The history of Palestine up to the UN partition resolution
The historical region of Palestine – the name goes back to the Philistine people – is located on the south-eastern coast of the Mediterranean Sea and describes an area in which the State of Israel, the Gaza Strip, the West Bank, parts of Syria, Lebanon and Jordan (the East Bank) is located. The borders, names and also the population changed in the course of time. From early on, Palestine was a transit country and thus a place of cultural encounter and exchange. Most of the time it was a province within a larger empire.

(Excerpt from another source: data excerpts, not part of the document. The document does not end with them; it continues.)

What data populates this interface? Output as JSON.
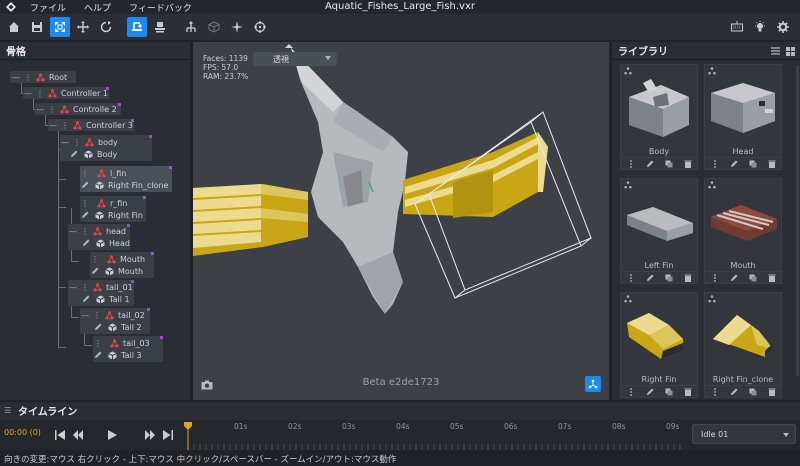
{
  "window": {
    "title": "Aquatic_Fishes_Large_Fish.vxr"
  },
  "menu": [
    "ファイル",
    "ヘルプ",
    "フィードバック"
  ],
  "colors": {
    "accent": "#1a8cf0",
    "bone": "#e0434a",
    "marker": "#a44ad8",
    "fin_yellow": "#c9a616",
    "fin_light": "#ecdb8f",
    "timecode": "#e0a32a"
  },
  "bones_panel": {
    "title": "骨格",
    "nodes": [
      {
        "label": "Root"
      },
      {
        "label": "Controller 1"
      },
      {
        "label": "Controlle 2"
      },
      {
        "label": "Controller 3"
      },
      {
        "label": "body",
        "mesh": "Body"
      },
      {
        "label": "l_fin",
        "mesh": "Right Fin_clone"
      },
      {
        "label": "r_fin",
        "mesh": "Right Fin"
      },
      {
        "label": "head",
        "mesh": "Head"
      },
      {
        "label": "Mouth",
        "mesh": "Mouth"
      },
      {
        "label": "tail_01",
        "mesh": "Tail 1"
      },
      {
        "label": "tail_02",
        "mesh": "Tail 2"
      },
      {
        "label": "tail_03",
        "mesh": "Tail 3"
      }
    ]
  },
  "viewport": {
    "faces": "Faces: 1139",
    "fps": "FPS: 57.0",
    "ram": "RAM: 23.7%",
    "projection": "透視",
    "version": "Beta e2de1723"
  },
  "library": {
    "title": "ライブラリ",
    "items": [
      {
        "name": "Body"
      },
      {
        "name": "Head"
      },
      {
        "name": "Left Fin"
      },
      {
        "name": "Mouth"
      },
      {
        "name": "Right Fin"
      },
      {
        "name": "Right Fin_clone"
      }
    ]
  },
  "timeline": {
    "title": "タイムライン",
    "timecode": "00:00 (0)",
    "ticks": [
      "01s",
      "02s",
      "03s",
      "04s",
      "05s",
      "06s",
      "07s",
      "08s",
      "09s"
    ],
    "animation": "Idle 01"
  },
  "status": {
    "hint": "向きの変更:マウス 右クリック - 上下:マウス 中クリック/スペースバー - ズームイン/アウト:マウス動作"
  }
}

Traces of settlement can be found on the soil of Palestine as early as the Paleolithic Age. Approx. 9,000 BC It came to the foundation of Jericho. In the Bronze Age, the Canaanites populated the land. Towards the end of the 13th century BC For the first time there is talk of “Hebrews”. In the course of the 12th century the Philistines from the Aegean region appeared, members of the so-called sea peoples.
After that, the country was ruled by the Israelites, the Assyrians, the Babylonians, the Persians, Alexander the Great, the Ptolemies, the Seleucids, the Romans, the Byzantines, the various dynasties of the Muslim Arabs, the Crusaders and finally, until 1917, the Ottomans. After that, the British took over rule until May 14, 1948.

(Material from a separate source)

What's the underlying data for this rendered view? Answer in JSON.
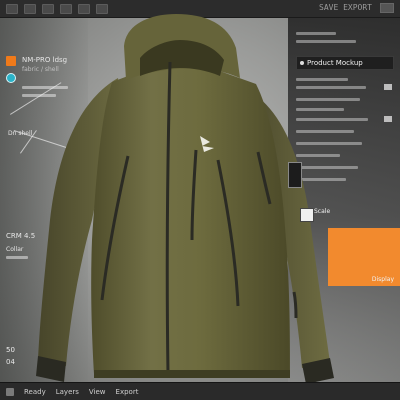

In the McMahon-Hussein correspondence from July 1915 to March 1916, the British had vaguely promised the Sherif of Hejah and Mecca, Hussein Ibn Ali, that he would found a great Arab empire for his military service against the Ottomans. In the so-called Sykes-Picot Agreement of May 1916, however, they agreed with the French on the division of the region, and in particular of the Ottoman Empire, into a British and a French sphere of influence. In addition, British Foreign Minister Arthur James Balfour wrote on November 2, 1917, assuring Lord Rothschild, a prominent British Zionist, of British support for the establishment of a Jewish home in Palestine (the so-called Balfour Declaration), which the Zionist movement has been actively campaigning for since the First Zionist Congress in Basel in 1897.

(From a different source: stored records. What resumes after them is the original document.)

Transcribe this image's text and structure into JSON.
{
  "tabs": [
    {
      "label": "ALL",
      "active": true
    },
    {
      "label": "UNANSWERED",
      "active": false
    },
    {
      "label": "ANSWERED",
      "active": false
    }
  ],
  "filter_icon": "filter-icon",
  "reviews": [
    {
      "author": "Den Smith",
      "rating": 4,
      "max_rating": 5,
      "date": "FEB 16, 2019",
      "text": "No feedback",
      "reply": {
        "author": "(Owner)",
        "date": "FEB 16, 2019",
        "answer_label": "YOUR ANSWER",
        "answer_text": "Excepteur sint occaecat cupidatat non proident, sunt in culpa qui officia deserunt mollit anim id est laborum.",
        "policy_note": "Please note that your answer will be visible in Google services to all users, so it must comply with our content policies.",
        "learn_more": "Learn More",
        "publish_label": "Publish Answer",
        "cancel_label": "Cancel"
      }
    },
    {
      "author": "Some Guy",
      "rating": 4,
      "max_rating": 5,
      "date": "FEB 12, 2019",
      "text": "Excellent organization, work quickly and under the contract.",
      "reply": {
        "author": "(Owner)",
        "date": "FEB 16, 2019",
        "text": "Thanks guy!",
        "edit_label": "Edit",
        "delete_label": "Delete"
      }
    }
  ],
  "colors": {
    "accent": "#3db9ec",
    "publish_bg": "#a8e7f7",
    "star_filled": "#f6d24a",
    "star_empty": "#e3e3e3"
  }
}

According to ALLUNITCONVERTERS, this declaration gained even more weight after British troops had conquered Palestine in 1917/1918 and the victorious powers of World War I at the San Remo Conference in April 1920 entrusted Great Britain with the administration of Palestine, which at that time also included Transjordan. In March 1921, at a conference in Cairo chaired by the then Colonial Minister Winston Churchill, it was decided that Transjordan (the areas east of the Jordan) should be separated and that Abdallah, the second son of the Sherif Hussein Ibn Ali of Mecca, should receive the emirate over Transjordan. The British mandate over Palestine was confirmed by the League of Nations in July 1922 and the Balfour Declaration was included in the Mandate Treaty. It officially came into force on September 29, 1923.
In the course of the British mandate over Palestine, the Jewish-Palestinian disputes over domination in the country intensified, also because of the increasing Jewish-Zionist immigration from fascist Europe. Having lost control of the conflict, the British, under the pressure of events, announced that they would return the mandate for Palestine to the United Nations.
From the Second Intifada to the 2006 elections
After the summit at Camp David in July 2000, both sides blamed the other for the failure. Then began on September 28, 2000 with the visit of the then Israeli opposition leader Ariel Sharon to the Temple Mount, which is sacred to the Muslim Palestinians, the Second Intifada.
In March 2002 “Operation Schutzschild” started, a large-scale military operation by the Israeli army after a series of Palestinian suicide bombings. Palestinian infrastructure, private and public property in the occupied Palestinian territories has been widespread damage and destruction, and leading Palestinians and hundreds more have been arrested.
After the death of Yasser Arafat in November 2004, Mahmoud Abbas was elected President of the Palestinian Authority in January 2005.
National symbols
Olive trees are a central symbol of Palestinian existence. The olive tree, which can have a very long life, symbolizes the bond with the land. The fruits – including the oil pressed from them – have been a staple food in the region for thousands of years. The oil is also processed into a famous soap.
For centuries, the kuffiye (or also called hatta), a square, often black and white or red and white cloth, has been worn by Arab men – especially in the country – as protection against sun and dust. With the great Arab uprising against the British and Zionists from 1936 to 1939, which was mainly worn by the peasants, their costume became a symbol of armed resistance. The Palestinian resistance fighters continued this tradition in the 1960’s. As the PLO chairman, it was natural for Yasser Arafat to wear the kuffiye, and it became his trademark. Lots of fedayinthen no longer wore the scarf as headgear, but wrapped it around their necks and wrapped around their heads for masking. Outside of Palestine, too, it became a sign of solidarity with the Palestinian people.